= National Democratic Coalition (Nigeria) =

Coalition of Nigerian democrats formed in 1994

The National Democratic Coalition (NADECO) was formed on 15 May 1994 by a broad coalition of Nigerian democrats, who called on the military government of Sani Abacha to step down in favour of the winner of the 12 June 1993 election, M. K. O. Abiola.
The members mostly came from several pro-democracy and activist groups located especially in Lagos, the southwest region of the country.
They quickly became the symbol of mass resistance against military rule.
On 11 June 1994, using the groundwork laid by NADECO, Abiola declared himself president and went into hiding. He reemerged and was promptly arrested on 23 June.
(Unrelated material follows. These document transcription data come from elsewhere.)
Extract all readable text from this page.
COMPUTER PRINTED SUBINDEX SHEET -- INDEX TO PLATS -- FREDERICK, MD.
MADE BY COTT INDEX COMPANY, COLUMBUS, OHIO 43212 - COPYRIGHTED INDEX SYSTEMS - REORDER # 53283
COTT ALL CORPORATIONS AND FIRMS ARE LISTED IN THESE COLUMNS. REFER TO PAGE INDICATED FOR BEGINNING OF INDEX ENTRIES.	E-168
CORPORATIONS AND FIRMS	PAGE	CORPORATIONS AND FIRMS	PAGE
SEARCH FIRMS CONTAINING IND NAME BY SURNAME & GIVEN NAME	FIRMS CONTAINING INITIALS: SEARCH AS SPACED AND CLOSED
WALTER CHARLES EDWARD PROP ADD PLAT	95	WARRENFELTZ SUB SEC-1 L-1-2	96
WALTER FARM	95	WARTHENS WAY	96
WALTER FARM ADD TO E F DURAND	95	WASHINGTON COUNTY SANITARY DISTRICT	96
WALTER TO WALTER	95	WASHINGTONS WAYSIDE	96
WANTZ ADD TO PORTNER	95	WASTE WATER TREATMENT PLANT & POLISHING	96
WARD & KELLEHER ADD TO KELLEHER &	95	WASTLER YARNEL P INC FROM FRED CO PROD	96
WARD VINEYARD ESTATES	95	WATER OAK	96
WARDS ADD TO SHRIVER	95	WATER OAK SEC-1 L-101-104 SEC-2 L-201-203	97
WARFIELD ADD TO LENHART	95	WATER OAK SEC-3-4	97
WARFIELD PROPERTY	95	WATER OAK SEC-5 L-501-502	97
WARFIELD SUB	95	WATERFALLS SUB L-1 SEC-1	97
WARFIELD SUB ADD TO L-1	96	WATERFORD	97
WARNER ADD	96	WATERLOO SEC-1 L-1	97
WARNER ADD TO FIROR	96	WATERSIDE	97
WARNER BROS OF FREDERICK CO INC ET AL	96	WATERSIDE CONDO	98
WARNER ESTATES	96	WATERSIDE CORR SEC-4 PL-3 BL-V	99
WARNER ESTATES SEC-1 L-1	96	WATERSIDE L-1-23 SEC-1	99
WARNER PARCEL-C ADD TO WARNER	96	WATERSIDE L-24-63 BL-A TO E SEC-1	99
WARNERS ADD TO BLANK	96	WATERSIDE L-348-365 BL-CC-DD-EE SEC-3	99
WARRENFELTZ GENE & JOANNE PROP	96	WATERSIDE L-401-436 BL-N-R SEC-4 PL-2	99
On 17 November 1994, the first anniversary of Abacha's coup, a bomb exploded in Lagos airport. In response, NADECO leaders warned "it will be a disaster, not only for Nigeria but for the whole world, if Nigerians come to the conclusion that only violence will secure the attention of the international community."

Wale Osun, acting secretary-general of the coalition, was arrested on 19 May 1995. After a bomb explosion later that month in Ilorin, capital of Kwara State, the police arrested and interrogated Chief Cornelius Adebayo and other NADECO members.
In July 1997, the government accused the National Democratic Coalition of responsibility for a series of bombings of military targets, and said publicly that they suspected American diplomats knew about the bombings in advance. The inspector general of police, Ibrahim Coomassie, said he wanted to question the American ambassador and members of the US Embassy staff.

In August 1999, the coalition filed a claim for $20 million in compensation for abuses suffered under the Abacha regime.